What is going on??
Testing out sin and cos functions to find out why I get so beautiful positioning on the wrong places when outputting my coordinates into a SVG file. So I made this test code, which I can predict what the answer is to find out why. Oddly nothing that effects the calculation it self adds this behavior but simply the position of where I'm about to stay. If the position is 0 and will become 0 after the calculation it won't work, but if position is 1 and will become 1 after the calculation it works.
First Test:
import math
cX = 2
cY = 2
r = 2
rcX = cX + (r * math.cos(math.radians(0)))
rcY = cY + (r * math.sin(math.radians(0)))
print rcX #4
print rcY #2
r = 1
rlX = rcX + (r * math.cos(math.radians(90)))

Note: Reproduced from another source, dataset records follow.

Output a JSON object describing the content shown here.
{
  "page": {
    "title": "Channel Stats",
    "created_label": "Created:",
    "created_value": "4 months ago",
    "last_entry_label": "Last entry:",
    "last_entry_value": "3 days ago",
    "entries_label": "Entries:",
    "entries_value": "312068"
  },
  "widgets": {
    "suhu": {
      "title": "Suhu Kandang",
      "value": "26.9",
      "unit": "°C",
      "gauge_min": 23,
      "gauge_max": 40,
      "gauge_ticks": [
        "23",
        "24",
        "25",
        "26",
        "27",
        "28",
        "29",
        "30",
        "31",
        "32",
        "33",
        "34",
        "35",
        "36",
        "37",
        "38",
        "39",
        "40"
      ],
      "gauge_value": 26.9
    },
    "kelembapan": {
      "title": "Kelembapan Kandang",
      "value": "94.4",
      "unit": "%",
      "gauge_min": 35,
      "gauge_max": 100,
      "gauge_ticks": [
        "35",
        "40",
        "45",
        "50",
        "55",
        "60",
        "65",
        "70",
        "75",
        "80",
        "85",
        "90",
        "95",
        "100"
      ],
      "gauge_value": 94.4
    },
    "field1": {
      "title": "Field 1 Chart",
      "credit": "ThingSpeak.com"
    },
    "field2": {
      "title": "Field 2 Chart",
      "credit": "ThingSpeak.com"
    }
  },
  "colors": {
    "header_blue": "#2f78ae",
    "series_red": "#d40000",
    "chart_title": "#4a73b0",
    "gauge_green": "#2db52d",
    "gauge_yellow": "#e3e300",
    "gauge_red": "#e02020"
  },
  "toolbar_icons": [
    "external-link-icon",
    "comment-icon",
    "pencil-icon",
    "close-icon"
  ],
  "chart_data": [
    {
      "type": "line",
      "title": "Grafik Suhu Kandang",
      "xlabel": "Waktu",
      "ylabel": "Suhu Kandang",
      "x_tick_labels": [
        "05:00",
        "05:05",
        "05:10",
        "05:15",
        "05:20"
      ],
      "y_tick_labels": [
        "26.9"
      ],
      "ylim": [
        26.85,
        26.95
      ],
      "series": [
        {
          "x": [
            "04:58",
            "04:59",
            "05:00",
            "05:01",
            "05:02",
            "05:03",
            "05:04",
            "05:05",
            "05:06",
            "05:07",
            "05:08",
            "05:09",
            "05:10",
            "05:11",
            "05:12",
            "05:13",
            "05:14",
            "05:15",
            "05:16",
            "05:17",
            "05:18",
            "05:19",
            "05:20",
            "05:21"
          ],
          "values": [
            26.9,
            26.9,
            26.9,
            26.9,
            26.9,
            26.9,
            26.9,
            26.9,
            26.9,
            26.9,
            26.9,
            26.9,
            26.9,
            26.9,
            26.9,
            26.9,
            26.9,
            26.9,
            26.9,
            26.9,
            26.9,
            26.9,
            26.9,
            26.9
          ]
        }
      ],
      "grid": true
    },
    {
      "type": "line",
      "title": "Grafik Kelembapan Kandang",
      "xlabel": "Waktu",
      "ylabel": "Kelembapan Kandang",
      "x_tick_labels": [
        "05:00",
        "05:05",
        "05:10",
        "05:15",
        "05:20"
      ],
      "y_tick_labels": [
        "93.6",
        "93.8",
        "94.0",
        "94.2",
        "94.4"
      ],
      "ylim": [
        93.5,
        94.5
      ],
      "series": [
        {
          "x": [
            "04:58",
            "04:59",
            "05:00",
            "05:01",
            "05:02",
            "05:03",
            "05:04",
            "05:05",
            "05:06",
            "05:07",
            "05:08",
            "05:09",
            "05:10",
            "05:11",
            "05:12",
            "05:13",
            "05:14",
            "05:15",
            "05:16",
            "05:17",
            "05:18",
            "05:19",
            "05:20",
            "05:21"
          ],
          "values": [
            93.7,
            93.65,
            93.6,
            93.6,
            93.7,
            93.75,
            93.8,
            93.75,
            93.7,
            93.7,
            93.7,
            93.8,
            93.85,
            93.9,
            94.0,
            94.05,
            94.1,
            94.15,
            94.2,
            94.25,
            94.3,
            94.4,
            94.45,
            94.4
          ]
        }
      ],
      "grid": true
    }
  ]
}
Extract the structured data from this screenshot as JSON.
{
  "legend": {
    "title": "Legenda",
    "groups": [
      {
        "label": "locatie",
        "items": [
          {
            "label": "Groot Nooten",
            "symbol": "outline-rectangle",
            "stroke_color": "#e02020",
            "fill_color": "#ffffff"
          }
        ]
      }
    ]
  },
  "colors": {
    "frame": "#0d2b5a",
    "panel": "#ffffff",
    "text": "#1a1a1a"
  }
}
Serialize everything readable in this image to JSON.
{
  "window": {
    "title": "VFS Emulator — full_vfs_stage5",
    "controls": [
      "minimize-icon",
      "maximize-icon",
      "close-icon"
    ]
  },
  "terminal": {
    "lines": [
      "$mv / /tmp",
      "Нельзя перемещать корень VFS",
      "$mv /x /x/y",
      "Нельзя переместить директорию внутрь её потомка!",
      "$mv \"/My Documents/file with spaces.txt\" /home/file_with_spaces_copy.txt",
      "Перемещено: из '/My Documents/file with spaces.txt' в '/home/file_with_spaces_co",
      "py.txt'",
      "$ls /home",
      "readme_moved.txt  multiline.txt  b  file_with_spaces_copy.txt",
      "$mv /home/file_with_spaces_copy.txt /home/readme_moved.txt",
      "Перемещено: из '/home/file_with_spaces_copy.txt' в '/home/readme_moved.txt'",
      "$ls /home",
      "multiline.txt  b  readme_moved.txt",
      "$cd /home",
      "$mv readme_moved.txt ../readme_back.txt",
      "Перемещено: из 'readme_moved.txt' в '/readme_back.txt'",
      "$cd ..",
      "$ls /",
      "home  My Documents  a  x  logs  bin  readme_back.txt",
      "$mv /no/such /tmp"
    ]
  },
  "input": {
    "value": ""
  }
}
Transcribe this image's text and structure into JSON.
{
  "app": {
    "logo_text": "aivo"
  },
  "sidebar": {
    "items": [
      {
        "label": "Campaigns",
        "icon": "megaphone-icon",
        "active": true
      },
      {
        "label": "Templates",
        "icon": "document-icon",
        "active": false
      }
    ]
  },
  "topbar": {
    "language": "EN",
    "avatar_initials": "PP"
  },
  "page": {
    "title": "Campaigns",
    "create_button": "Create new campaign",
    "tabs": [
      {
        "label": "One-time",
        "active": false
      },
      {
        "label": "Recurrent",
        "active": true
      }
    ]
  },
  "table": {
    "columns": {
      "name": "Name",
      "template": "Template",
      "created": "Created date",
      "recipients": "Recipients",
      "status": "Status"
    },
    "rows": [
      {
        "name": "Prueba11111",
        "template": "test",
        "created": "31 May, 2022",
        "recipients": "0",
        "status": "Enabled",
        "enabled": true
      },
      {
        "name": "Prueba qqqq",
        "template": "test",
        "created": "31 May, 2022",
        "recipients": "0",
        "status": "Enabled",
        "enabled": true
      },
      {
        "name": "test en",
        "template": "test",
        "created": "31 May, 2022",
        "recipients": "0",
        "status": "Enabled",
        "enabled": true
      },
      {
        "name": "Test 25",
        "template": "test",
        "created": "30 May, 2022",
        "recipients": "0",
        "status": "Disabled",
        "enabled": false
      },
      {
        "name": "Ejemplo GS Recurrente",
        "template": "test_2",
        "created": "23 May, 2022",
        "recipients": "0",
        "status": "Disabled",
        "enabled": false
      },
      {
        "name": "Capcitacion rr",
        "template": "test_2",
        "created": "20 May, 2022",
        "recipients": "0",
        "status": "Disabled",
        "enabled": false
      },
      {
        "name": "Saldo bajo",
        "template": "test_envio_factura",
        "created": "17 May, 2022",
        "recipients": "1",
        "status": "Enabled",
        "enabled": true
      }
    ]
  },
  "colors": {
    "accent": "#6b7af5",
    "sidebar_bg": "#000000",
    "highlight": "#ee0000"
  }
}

rlY = rcY + (r * math.sin(math.radians(90)))
print rlX #4
print rlY #3
r = 4
flX = rlX + (r * math.cos(math.radians(180)))
flY = rlY + (r * math.sin(math.radians(180)))
print flX #0
print flY #3
r = 2
print r * math.cos(math.radians(270))
print flX + (r * math.cos(math.radians(270))) #-3.67394039744e-16 should be 0
print flY + (r * math.sin(math.radians(270))) #1
Now I change cX to 3 and it works even if it doesn't effect the calculation which is:
r * math.cos(math.radians(270))
The result of that calculation is added to the x coordination
import math
cX = 3
cY = 2
r = 2
rcX = cX + (r * math.cos(math.radians(0)))
rcY = cY + (r * math.sin(math.radians(0)))
print rcX #5
print rcY #2
r = 1
rlX = rcX + (r * math.cos(math.radians(90)))
rlY = rcY + (r * math.sin(math.radians(90)))
print rlX #5
print rlY #3
r = 4
flX = rlX + (r * math.cos(math.radians(180)))
flY = rlY + (r * math.sin(math.radians(180)))
print flX #1
print flY #3
r = 2
print r * math.cos(math.radians(270))
print flX + (r * math.cos(math.radians(270))) #1
print flY + (r * math.sin(math.radians(270))) #1
Indeed, it is a very low number, awfully close to zero. Here's a great article which can help you understand the common challenges and pitfalls of floats: "What Every Computer Scientist Should Know About Floating-Point Arithmetic"
You are dealing with rounding errors, which are (mostly) unavoidable when working with floating point math (see the paper already linked by others to understand exactly what's going on).
In many cases you can reduce their impact (by performing the operations in "intelligent" order or reformulating your expressions in a more "floating point-friendly" way), but the simplest thing to do in your situation is to simply the results to e.g. 6 decimal places and be happy with it. Surely you won't need more precision in positioning, and you'll get the results you expect for the "canonical" angles.